氮流量对六方氮化硼(hBN)薄膜结构和力学性能的影响

目的 研究磁控溅射过程氮气(N2)流量对六方氮化硼(hBN)薄膜结构和力学性能的影响，为设计新型结构hBN薄膜提供新思路。方法 利用中频电源磁控溅射硼靶，调节不同N2流量(6、12、18、24、30、36 mL/min)，沉积4 h后得到hBN薄膜，使用表征工具分析N2流量对hBN薄膜的组成、微观结构、表面形貌以及力学性能的影响。最后使用透射电子显微镜和选区电子衍射对所制备薄膜的纳米晶粒尺寸和晶体点阵结构进行分析。结果 XRD结果显示，薄膜物相主要为hBN。XPS结果说明，所制备薄膜为富硼hBN薄膜。薄膜的硬度和弹性模量随N2引入量的增加呈现先下降、后上升的趋势，最大硬度可达7.21 GPa，对应弹性模量为116.78 GPa。
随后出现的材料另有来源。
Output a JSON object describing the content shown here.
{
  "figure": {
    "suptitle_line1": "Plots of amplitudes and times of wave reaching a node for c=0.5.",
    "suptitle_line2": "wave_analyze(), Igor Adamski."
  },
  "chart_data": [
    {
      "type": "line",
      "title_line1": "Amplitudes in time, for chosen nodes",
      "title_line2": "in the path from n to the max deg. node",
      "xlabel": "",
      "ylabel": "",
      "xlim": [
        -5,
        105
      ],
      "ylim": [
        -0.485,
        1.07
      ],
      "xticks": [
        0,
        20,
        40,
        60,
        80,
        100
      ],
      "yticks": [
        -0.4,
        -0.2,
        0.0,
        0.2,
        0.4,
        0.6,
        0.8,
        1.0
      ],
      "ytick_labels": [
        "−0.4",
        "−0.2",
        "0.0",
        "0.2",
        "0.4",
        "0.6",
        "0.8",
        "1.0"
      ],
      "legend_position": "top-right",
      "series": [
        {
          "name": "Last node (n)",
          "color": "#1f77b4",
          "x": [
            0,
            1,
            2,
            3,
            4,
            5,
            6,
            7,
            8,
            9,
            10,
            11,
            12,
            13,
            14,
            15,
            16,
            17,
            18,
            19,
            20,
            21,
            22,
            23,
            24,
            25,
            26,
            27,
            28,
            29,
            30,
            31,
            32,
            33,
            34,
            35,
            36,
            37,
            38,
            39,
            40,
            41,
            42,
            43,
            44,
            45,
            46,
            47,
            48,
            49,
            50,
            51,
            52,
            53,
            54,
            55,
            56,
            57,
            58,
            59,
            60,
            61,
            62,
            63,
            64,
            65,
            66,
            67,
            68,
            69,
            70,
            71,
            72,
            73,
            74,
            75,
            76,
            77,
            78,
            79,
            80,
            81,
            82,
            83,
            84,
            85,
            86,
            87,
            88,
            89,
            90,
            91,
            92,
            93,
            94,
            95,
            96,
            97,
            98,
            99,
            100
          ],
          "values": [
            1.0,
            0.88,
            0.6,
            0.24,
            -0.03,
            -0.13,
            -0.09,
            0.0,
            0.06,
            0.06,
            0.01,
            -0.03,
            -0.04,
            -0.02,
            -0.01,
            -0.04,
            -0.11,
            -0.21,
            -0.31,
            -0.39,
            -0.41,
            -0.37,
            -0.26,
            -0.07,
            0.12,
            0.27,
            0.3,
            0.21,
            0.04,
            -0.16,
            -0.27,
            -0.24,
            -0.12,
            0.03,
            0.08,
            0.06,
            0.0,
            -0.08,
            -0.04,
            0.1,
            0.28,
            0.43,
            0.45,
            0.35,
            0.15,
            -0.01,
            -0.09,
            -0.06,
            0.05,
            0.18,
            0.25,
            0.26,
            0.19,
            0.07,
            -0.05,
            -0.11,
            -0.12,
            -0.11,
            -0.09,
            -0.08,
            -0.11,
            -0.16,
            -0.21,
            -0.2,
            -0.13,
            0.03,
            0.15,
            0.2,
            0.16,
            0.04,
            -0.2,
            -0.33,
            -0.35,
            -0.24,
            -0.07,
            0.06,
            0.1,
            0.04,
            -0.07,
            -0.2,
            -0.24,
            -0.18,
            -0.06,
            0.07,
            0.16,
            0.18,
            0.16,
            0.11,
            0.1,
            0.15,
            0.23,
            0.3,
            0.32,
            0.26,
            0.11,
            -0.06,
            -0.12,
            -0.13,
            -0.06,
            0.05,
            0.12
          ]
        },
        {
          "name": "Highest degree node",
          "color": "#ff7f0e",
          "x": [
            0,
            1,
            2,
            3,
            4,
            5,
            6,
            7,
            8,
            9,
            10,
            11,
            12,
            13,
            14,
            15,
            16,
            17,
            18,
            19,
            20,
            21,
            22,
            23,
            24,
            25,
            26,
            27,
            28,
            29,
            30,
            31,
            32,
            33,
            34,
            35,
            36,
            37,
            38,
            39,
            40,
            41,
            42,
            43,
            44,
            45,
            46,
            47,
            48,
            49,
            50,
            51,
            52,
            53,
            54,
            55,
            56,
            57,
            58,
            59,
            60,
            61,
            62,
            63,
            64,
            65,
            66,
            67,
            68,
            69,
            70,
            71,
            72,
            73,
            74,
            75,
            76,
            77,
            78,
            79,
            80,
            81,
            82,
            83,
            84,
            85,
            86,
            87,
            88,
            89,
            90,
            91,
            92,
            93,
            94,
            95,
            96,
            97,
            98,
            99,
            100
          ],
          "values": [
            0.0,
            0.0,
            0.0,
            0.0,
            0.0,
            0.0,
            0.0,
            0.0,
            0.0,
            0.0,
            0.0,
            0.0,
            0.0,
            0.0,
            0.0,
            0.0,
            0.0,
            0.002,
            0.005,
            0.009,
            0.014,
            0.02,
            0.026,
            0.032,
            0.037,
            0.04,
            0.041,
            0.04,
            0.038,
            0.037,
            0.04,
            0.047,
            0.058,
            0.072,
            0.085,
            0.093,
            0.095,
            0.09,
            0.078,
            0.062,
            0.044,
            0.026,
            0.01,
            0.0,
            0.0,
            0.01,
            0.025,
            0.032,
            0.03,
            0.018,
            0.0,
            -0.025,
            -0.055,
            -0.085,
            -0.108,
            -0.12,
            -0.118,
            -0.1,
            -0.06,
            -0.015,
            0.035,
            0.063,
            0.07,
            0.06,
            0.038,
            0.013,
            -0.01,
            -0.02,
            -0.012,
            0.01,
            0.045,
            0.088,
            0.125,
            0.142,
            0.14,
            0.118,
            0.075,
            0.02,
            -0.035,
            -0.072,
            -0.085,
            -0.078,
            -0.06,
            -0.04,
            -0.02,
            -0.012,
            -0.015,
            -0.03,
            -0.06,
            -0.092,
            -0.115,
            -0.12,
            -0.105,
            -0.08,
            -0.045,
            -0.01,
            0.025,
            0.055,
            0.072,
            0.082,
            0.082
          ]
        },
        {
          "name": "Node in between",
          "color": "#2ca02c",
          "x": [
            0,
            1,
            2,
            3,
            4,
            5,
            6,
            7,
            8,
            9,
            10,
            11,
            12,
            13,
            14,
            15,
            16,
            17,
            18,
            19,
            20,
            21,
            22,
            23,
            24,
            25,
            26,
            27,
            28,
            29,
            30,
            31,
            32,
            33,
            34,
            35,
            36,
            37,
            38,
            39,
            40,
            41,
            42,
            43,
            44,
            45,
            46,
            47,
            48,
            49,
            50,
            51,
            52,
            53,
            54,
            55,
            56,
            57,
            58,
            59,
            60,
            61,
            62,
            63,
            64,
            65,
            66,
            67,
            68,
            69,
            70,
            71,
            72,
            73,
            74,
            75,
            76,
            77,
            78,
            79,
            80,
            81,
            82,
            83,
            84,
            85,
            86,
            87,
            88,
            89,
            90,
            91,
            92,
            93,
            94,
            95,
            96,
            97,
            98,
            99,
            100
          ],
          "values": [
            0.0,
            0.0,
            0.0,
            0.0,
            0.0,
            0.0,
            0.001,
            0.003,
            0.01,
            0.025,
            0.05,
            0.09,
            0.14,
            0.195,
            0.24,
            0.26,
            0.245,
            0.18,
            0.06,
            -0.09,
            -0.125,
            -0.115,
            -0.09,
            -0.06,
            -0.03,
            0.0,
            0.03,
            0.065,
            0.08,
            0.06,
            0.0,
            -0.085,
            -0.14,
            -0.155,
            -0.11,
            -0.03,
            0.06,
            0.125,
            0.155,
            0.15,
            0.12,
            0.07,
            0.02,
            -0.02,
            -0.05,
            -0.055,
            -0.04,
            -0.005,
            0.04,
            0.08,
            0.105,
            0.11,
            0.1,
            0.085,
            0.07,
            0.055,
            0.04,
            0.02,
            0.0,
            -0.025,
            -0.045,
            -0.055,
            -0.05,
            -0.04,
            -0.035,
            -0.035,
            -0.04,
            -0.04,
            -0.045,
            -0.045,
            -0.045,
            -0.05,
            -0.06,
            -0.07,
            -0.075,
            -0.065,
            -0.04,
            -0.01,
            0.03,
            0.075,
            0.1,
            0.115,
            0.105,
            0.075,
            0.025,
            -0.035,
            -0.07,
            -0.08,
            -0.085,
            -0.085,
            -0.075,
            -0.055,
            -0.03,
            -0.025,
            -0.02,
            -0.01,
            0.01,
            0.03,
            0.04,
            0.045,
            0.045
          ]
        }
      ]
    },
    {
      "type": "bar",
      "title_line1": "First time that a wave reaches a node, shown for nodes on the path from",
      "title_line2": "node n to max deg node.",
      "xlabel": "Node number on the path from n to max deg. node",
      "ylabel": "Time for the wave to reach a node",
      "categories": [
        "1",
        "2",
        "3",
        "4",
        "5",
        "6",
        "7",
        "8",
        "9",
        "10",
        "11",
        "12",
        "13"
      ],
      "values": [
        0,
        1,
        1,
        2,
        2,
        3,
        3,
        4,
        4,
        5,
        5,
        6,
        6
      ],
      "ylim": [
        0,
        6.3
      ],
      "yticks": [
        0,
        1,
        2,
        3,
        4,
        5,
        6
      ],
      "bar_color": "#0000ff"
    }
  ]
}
薄膜最低的硬度值为1.2 GPa，弹性模量为32.68 GPa。薄膜弹性破坏应变(H/E^*)和塑性变形抗力(H³/E^*2)随N2引入量的增加也呈现先上升、后下降的趋势，硬度最高薄膜对应的H/E^*值为6.414 ´ 10^–2，H³/E^*2值为29.27 ´ 10^–3 GPa，最低硬度值对应的H/E^*值为3.819 ´ 10^–2，H³/E^*2值为1.77 ´ 10^–3 GPa。透射结果显示，当N2引入量从6 mL/min逐渐增加到36 mL/min时，薄膜微观结构由结晶较差的卷曲结构过渡到局部纳米晶结构，最后形成结晶性较好的卷曲结构，并再次证明所制备薄膜为hBN。结论 在中频磁控溅射沉积hBN薄膜时，通过调整N2流量可以有效调节薄膜的特殊组成，使结构发生转变，进而影响薄膜的力学性能。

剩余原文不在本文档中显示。